3月期決算企業の4~9月期決算発表が続いている。一部には経営陣が記者会見に応じる企業もある。日経QUICKニュースが配信した記者会見の経営コメントを以下にまとめた。
◇商船三井の橋本社長、ONEの来期以降「年20億~30億ドルの利益期待」
商船三井(9104)の橋本剛社長は31日開いた2022年4~9月期の決算記者会見で、同社を含む国内海運3社が共同出資するコンテナ船事業会社、「オーシャン・ネットワーク・エクスプレス(ONE)」の24年3月期~25年3月期の収益見通しについて「私個人は(通年で)20億~30億ドル程度の利益を上げてくれることを強く期待している」と述べた。世界経済が景気後退期に入ったとしても、黒字基調を維持することができるとの見方だ。
橋本社長はコンテナ船市況の先行きについて、世界経済が調整色を強めているとして「この下期と比べてもう一段軟調なマーケット(市況)が出てくるだろう」との見通しを示した。ただ、世界の海運大手は業界再編が進んでいるため、需給が緩んでも「過去のような無謀な運賃(引き下げ)競争は起こりにくくなっている」と指摘した。そのうえで「過度に悲観的な見方はしていない」とも述べた。
◇大和の佐藤CFO、仕組み債の比率低下「他の商品を積極的に提案」
大和証券グループ本社(8601)の佐藤英二最高財務責任者(CFO)は31日に開いた2022年4~9月期の決算記者会見で、同社の仕組み債の販売について「顧客ニーズに合わせて他の商品を積極的に提案し、質の高いソリューションを提供していく」と話し、他商品の販売に比重を置く考えを示した。リテール部門の純営業収益に占める仕組み債の割合は、2019~21年度の3年間は6~7%台だったが、22年4~9月期は4%台まで低下しているという。

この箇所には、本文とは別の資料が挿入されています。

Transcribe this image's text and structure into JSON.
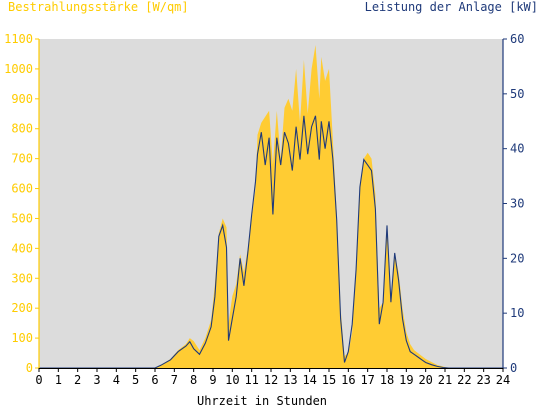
{
  "chart_data": {
    "type": "area",
    "title_left": "Bestrahlungsstärke [W/qm]",
    "title_right": "Leistung der Anlage [kW]",
    "xlabel": "Uhrzeit in Stunden",
    "xlim": [
      0,
      24
    ],
    "x_ticks": [
      "0",
      "1",
      "2",
      "3",
      "4",
      "5",
      "6",
      "7",
      "8",
      "9",
      "10",
      "11",
      "12",
      "13",
      "14",
      "15",
      "16",
      "17",
      "18",
      "19",
      "20",
      "21",
      "22",
      "23",
      "24"
    ],
    "y_left_lim": [
      0,
      1100
    ],
    "y_left_ticks": [
      "0",
      "100",
      "200",
      "300",
      "400",
      "500",
      "600",
      "700",
      "800",
      "900",
      "1000",
      "1100"
    ],
    "y_right_lim": [
      0,
      60
    ],
    "y_right_ticks": [
      "0",
      "10",
      "20",
      "30",
      "40",
      "50",
      "60"
    ],
    "grid": false,
    "colors": {
      "plot_background": "#dcdcdc",
      "irradiance_fill": "#ffcc33",
      "power_line": "#1f3a7a",
      "left_axis_text": "#ffcc00",
      "right_axis_text": "#1f3a7a",
      "x_axis_text": "#000000"
    },
    "series": [
      {
        "axis": "left",
        "style": "filled-area",
        "x": [
          0,
          6.0,
          6.3,
          6.8,
          7.2,
          7.6,
          7.8,
          8.0,
          8.3,
          8.6,
          8.9,
          9.1,
          9.3,
          9.5,
          9.7,
          9.8,
          10.0,
          10.2,
          10.4,
          10.6,
          10.8,
          11.0,
          11.2,
          11.3,
          11.5,
          11.7,
          11.9,
          12.1,
          12.3,
          12.5,
          12.7,
          12.9,
          13.1,
          13.3,
          13.5,
          13.7,
          13.9,
          14.1,
          14.3,
          14.5,
          14.6,
          14.8,
          15.0,
          15.2,
          15.4,
          15.6,
          15.8,
          16.0,
          16.2,
          16.4,
          16.6,
          16.8,
          17.0,
          17.2,
          17.4,
          17.6,
          17.8,
          18.0,
          18.2,
          18.4,
          18.6,
          18.8,
          19.0,
          19.2,
          19.4,
          19.6,
          19.8,
          20.0,
          20.3,
          20.6,
          20.9,
          21.2,
          21.5,
          24
        ],
        "values": [
          0,
          0,
          10,
          30,
          60,
          80,
          100,
          90,
          60,
          100,
          160,
          280,
          450,
          500,
          470,
          150,
          240,
          280,
          380,
          320,
          400,
          500,
          600,
          780,
          820,
          840,
          860,
          680,
          860,
          700,
          870,
          900,
          860,
          1000,
          820,
          1030,
          850,
          1000,
          1080,
          900,
          1040,
          960,
          1000,
          760,
          520,
          200,
          40,
          50,
          120,
          350,
          600,
          700,
          720,
          700,
          580,
          200,
          220,
          480,
          240,
          380,
          320,
          200,
          120,
          80,
          60,
          50,
          40,
          30,
          20,
          10,
          5,
          0,
          0,
          0
        ]
      },
      {
        "axis": "right",
        "style": "line",
        "x": [
          0,
          6.0,
          6.3,
          6.8,
          7.2,
          7.6,
          7.8,
          8.0,
          8.3,
          8.6,
          8.9,
          9.1,
          9.3,
          9.5,
          9.7,
          9.8,
          10.0,
          10.2,
          10.4,
          10.6,
          10.8,
          11.0,
          11.2,
          11.3,
          11.5,
          11.7,
          11.9,
          12.1,
          12.3,
          12.5,
          12.7,
          12.9,
          13.1,
          13.3,
          13.5,
          13.7,
          13.9,
          14.1,
          14.3,
          14.5,
          14.6,
          14.8,
          15.0,
          15.2,
          15.4,
          15.6,
          15.8,
          16.0,
          16.2,
          16.4,
          16.6,
          16.8,
          17.0,
          17.2,
          17.4,
          17.6,
          17.8,
          18.0,
          18.2,
          18.4,
          18.6,
          18.8,
          19.0,
          19.2,
          19.4,
          19.6,
          19.8,
          20.0,
          20.3,
          20.6,
          20.9,
          21.2,
          21.5,
          24
        ],
        "values": [
          0,
          0,
          0.5,
          1.5,
          3,
          4,
          4.8,
          3.5,
          2.5,
          4.5,
          7.5,
          13,
          24,
          26,
          22,
          5,
          9,
          13,
          20,
          15,
          21,
          28,
          34,
          39,
          43,
          37,
          42,
          28,
          42,
          37,
          43,
          41,
          36,
          44,
          38,
          46,
          39,
          44,
          46,
          38,
          45,
          40,
          45,
          38,
          27,
          9,
          1,
          3,
          8,
          18,
          33,
          38,
          37,
          36,
          29,
          8,
          12,
          26,
          12,
          21,
          16,
          9,
          5,
          3,
          2.5,
          2,
          1.5,
          1,
          0.6,
          0.3,
          0.1,
          0,
          0,
          0
        ]
      }
    ]
  }
}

佐藤CFOは、株式市場で関心が高い米金融引き締めの動向について、そろそろ引き締めの出口を探る展開になっていくとの考えを述べた。そのうえで株式相場について「今後は企業業績をみながら底堅さが意識されるだろう。(大和の業績は)7~9月期で底入れしたとみている」と語った。
◇村田製会長、中華圏スマホの販売不振「長引く可能性」
村田製作所(6981)の村田恒夫会長は31日、2022年4~9月期の決算記者会見で、23年3月期の業績予想を下方修正したことについて「7~9月期から回復するとみていた中華圏のスマートフォンメーカー向け需要の不振が続いている」と指摘。とくに中低位機種のスマホ販売が低迷しており「販売回復は来期以降になるとみているが、具体的な時期は分からず長引く可能性もある」との見通しを語った。

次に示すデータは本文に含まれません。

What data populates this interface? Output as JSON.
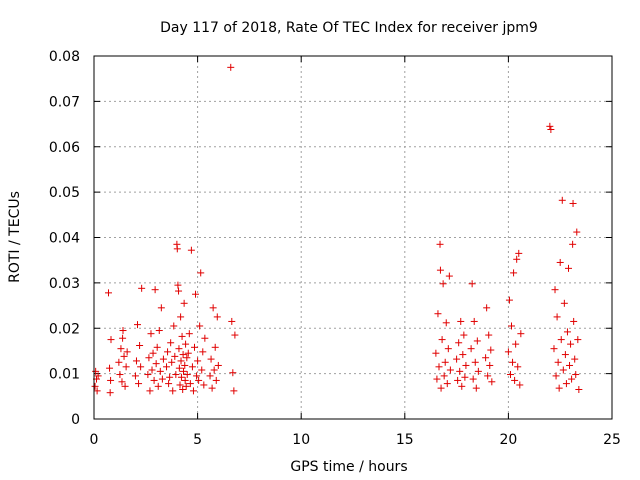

ノートパソコンや中低位機種のタブレットパソコンも在庫調整が続き、パソコンメーカー向け部品需要は期初予想に比べ落ち込んでいるという。村田製は部品需要予測の前提となる23年3月期の販売台数予想に関し、スマホは10億9000万台(4月時点13億7000万台)、パソコンが4億4000万台(同4億8000万台)に下方修正し、同社の今期の生産高計画も引き下げた。
◇ANAHDの芝田社長、上期黒字転換「旅行需要取り込んだ結果」
ANAホールディングス(9202)の芝田浩二社長は31日開いた2022年4~9月の決算説明会で、上半期の黒字転換について「回復基調にある旅行需要を取り込んだ結果。素直に嬉しい」と語った。下半期については「旅行需要増が追い風となる半面、ウクライナ情勢や北朝鮮を巡る地政学リスクなどマイナス面もある」と述べた。
為替の円安進行の影響について、芝田社長は「増収効果よりも、燃油費高騰によるデメリットのほうが大きい」と話した。ただ、国際線旅客や国際線貨物の収入が増加基調となっており、外貨不足額は縮小傾向にあるという。日本人の国際線旅客需要について、ビジネス需要の回復は順調だとしつつ、「円安の影響でレジャーの戻りは鈍い」と述べた。
◇パナHDの梅田CFO、米ブルーヨンダー「成長軌道に変更ない」
パナソニックホールディングス(6752)の梅田博和最高財務責任者(CFO)は31日、2022年4~9月期の決算説明会で、純利益見通しの下方修正要因の一つである、米ソフトウエア子会社ブルーヨンダーの収益悪化について、人件費の高騰や構造改革費用などが響いていると説明した。梅田氏は「人件費や構造改革費用は一時的な痛みで、挽回していく」と話した。
パナHDは米ブルーヨンダーを軸に新会社を設立し、株式を上場させる方針を打ち出している。梅田氏は「現時点での成長軌道には変更はなく、上場準備の検討については予定通り粛々と進めていく」と述べた。